To recap I read "Latent features in automatic tense translation between Chinese and English."
The paper is a very basic introduction to the difficulties inherent in translating Chinese verbs to English, particularly with regards to the task of determining tense. The paper pushes the idea that the deeper features used by humans when translating needs to be identified and also should be the focus in terms of creating more advanced automatic extraction methods. As a method of comparison and evaluation, tense classifiers with latent features are demonstrated to have better performance than those only using surface features. The paper seems to promote a more human-based cognition approach to the problem and NLP in general, targeting the information that currently remains difficult to extract.
I feel Chinese may have just been chosen to demonstrated maybe the more interesting or extremal case of the tense classification problem. The basic feature space explored includes surface features, latent features, telicity and punctuality features, and temporal ordering features. It was fairly comfortable to understand the basic ideas here due to my relative fluency in Chinese, and I won't go into the details on this blog post.

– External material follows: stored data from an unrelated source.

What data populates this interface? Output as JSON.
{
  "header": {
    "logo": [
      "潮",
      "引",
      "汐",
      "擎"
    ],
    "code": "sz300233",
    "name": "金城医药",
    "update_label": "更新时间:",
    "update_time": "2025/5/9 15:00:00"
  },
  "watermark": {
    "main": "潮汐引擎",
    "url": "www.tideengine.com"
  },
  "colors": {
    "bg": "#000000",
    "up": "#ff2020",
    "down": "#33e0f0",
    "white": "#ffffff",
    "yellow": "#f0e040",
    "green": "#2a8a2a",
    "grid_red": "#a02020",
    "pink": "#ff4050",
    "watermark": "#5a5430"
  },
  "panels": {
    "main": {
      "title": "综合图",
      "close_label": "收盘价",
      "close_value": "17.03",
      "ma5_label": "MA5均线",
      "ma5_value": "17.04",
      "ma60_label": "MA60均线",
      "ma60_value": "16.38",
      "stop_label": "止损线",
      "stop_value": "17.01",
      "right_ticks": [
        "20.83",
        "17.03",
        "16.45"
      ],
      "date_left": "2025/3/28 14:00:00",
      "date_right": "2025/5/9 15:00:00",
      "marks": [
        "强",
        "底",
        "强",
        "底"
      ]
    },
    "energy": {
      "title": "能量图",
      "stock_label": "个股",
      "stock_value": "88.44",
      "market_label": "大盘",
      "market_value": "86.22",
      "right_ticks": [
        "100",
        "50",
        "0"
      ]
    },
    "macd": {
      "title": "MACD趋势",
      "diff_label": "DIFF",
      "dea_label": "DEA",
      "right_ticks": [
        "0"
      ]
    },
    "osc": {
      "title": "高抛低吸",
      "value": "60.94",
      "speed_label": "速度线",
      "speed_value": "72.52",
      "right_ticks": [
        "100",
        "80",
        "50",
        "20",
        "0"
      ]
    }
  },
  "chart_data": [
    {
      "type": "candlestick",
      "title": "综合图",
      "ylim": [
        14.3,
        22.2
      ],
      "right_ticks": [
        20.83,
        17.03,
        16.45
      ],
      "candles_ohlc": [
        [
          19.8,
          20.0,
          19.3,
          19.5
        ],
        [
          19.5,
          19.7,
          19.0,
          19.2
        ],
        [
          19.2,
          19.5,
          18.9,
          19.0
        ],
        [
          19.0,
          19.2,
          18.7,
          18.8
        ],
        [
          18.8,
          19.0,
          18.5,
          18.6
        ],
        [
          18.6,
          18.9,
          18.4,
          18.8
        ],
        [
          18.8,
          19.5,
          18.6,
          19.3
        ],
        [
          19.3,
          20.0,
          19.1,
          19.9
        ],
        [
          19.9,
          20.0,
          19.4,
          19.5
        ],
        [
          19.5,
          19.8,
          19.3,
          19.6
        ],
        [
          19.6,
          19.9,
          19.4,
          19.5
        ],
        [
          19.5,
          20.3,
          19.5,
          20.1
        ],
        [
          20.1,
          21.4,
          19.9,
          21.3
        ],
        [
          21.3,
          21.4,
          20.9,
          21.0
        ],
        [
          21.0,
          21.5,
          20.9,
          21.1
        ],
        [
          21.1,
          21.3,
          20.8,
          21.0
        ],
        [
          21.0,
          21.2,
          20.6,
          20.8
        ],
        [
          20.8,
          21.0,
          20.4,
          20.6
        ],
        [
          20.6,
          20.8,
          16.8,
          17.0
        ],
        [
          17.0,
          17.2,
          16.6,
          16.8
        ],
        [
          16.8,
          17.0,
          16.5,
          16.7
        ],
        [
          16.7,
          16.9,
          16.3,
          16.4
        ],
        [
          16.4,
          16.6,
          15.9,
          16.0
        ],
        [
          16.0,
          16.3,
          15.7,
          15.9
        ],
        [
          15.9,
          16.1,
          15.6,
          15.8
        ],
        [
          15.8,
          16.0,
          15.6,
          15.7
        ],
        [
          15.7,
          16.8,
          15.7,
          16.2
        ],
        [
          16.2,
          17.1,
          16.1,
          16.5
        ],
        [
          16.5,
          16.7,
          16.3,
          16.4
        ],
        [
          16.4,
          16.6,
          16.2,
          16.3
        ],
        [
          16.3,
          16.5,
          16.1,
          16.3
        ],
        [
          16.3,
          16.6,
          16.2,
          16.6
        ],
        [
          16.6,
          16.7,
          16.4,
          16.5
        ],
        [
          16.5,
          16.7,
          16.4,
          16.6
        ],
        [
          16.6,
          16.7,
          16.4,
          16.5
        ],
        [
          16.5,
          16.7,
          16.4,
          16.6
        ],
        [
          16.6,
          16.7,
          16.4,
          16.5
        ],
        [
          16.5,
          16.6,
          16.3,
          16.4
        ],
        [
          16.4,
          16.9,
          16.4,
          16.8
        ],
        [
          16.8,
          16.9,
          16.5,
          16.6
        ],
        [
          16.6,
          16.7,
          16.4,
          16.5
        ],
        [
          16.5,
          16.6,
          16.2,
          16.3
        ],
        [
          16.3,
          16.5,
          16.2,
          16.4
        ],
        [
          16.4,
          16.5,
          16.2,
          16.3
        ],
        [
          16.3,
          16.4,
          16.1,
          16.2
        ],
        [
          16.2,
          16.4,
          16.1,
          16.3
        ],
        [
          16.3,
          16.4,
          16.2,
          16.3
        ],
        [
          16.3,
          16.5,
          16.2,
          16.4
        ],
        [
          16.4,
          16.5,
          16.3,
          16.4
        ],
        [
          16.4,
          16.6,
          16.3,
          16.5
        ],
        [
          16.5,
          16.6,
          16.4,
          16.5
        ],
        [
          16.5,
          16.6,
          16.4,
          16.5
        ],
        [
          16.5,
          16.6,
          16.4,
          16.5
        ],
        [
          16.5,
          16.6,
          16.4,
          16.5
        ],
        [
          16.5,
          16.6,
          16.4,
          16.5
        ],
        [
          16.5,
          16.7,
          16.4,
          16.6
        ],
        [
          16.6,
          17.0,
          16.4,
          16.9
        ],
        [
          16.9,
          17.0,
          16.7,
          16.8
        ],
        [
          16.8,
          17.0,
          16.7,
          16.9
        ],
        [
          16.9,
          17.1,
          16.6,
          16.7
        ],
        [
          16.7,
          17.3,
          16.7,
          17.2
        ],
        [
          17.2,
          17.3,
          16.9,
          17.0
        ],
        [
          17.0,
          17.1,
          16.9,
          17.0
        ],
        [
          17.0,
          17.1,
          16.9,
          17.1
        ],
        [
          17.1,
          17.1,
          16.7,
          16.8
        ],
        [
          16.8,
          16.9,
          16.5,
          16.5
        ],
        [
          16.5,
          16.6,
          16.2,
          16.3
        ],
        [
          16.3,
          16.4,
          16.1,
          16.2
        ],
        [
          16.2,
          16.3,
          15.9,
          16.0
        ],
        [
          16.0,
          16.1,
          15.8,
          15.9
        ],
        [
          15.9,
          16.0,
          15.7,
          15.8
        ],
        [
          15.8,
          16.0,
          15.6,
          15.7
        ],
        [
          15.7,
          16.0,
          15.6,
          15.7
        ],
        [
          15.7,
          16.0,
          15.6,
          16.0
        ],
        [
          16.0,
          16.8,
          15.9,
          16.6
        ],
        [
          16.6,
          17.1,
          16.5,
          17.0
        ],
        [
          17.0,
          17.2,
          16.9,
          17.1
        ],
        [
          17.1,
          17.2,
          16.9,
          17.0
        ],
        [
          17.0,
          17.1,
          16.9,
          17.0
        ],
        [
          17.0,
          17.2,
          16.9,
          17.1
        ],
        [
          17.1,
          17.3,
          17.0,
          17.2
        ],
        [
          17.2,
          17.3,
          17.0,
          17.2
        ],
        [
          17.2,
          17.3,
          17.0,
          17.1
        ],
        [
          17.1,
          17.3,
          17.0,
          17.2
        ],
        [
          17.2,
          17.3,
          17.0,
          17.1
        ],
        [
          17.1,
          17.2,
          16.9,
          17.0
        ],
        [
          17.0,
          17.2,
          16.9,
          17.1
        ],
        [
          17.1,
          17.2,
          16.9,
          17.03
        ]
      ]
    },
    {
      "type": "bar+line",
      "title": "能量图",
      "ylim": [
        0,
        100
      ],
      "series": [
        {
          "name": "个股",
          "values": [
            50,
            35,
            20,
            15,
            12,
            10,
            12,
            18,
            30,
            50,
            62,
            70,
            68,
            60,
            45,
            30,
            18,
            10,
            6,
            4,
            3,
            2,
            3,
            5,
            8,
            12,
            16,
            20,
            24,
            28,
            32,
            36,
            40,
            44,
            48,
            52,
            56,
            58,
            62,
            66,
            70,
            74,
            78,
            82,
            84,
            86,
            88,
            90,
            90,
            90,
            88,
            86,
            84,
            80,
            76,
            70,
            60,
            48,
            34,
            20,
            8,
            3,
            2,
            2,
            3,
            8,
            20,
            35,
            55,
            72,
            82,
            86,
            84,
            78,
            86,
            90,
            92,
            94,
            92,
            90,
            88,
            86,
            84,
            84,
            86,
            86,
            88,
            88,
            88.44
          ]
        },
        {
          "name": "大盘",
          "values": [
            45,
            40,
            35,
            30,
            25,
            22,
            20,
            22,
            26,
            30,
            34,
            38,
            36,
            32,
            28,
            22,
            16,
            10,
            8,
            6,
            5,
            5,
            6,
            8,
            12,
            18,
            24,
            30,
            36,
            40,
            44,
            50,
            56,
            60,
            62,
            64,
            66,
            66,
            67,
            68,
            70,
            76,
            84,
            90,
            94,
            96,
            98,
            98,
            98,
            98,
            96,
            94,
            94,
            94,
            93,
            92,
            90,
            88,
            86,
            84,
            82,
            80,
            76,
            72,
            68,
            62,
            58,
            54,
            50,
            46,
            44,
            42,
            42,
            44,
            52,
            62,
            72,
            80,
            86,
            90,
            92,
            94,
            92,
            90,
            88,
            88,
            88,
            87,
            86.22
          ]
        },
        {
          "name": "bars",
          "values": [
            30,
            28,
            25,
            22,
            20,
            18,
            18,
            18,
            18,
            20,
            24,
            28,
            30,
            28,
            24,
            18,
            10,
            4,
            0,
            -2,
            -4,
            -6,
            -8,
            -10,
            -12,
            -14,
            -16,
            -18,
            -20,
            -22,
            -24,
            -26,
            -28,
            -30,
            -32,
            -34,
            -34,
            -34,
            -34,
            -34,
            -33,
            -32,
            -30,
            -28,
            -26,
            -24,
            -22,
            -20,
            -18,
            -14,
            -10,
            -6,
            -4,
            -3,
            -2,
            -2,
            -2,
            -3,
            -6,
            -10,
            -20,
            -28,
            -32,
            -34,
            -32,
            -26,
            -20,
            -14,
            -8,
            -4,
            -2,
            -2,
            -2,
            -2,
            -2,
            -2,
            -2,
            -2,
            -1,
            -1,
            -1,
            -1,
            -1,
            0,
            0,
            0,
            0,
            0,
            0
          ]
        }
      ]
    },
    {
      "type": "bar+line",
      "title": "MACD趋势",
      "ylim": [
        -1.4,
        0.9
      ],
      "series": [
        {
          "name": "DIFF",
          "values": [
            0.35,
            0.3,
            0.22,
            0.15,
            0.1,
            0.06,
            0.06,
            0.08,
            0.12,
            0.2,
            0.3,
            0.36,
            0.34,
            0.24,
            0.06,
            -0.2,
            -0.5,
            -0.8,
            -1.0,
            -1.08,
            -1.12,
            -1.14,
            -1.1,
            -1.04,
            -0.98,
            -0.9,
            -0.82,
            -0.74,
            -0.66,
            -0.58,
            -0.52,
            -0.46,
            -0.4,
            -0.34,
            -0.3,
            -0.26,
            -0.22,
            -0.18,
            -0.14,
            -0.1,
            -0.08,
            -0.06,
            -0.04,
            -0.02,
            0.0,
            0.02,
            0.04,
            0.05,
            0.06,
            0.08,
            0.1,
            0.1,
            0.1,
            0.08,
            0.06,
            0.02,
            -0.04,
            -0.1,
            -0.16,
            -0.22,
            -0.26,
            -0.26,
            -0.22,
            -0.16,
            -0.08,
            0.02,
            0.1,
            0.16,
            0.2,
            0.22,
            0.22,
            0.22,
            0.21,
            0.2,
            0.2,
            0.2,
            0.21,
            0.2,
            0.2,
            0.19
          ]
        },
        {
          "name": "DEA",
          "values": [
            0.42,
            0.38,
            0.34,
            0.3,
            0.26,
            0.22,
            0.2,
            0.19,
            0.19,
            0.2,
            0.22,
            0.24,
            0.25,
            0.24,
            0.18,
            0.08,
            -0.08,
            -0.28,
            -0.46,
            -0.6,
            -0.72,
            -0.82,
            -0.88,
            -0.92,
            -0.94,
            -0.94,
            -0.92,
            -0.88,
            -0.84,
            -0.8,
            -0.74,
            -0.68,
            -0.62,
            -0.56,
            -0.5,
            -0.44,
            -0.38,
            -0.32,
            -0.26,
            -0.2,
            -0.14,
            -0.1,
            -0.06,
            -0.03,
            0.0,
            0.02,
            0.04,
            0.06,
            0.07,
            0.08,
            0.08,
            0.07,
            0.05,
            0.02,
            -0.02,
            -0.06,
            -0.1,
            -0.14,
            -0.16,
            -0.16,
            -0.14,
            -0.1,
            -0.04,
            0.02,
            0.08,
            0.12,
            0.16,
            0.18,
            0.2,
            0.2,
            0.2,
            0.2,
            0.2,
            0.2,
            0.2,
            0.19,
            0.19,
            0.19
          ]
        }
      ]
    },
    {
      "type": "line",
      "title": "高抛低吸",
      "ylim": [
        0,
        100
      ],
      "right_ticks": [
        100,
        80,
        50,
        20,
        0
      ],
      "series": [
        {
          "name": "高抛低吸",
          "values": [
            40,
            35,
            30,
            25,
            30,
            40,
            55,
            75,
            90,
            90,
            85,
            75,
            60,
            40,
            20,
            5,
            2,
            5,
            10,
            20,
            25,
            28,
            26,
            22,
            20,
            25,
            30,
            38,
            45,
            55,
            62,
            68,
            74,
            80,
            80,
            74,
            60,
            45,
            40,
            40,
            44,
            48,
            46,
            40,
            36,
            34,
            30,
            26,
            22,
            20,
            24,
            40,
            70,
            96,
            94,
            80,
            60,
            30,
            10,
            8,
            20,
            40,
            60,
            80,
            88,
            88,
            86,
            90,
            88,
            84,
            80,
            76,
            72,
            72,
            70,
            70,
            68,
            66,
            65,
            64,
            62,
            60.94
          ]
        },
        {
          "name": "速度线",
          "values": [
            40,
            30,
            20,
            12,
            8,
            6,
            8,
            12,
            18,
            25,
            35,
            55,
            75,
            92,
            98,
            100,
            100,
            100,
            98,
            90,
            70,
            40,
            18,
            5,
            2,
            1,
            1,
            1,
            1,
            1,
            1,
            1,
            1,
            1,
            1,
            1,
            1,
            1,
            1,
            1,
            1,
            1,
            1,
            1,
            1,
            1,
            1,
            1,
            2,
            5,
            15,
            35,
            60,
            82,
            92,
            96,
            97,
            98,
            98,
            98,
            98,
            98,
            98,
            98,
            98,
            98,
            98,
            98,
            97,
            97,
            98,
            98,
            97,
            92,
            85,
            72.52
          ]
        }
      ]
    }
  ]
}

The paper describes experiments using both CRF (conditional random fields) learning experiments and classification tree learning experiments. The classifiers are trained on both surface features and latent features separately and then together. Both yield similar accuracy and perform generally 15% better than baseline systems. I feel like a large part of the paper is to maybe reorient focus on extracting latent features as the authors leverage the difficulty of the task as the key to advancing our current extraction methods.
I will write up the pre-meeting summary before class tomorrow.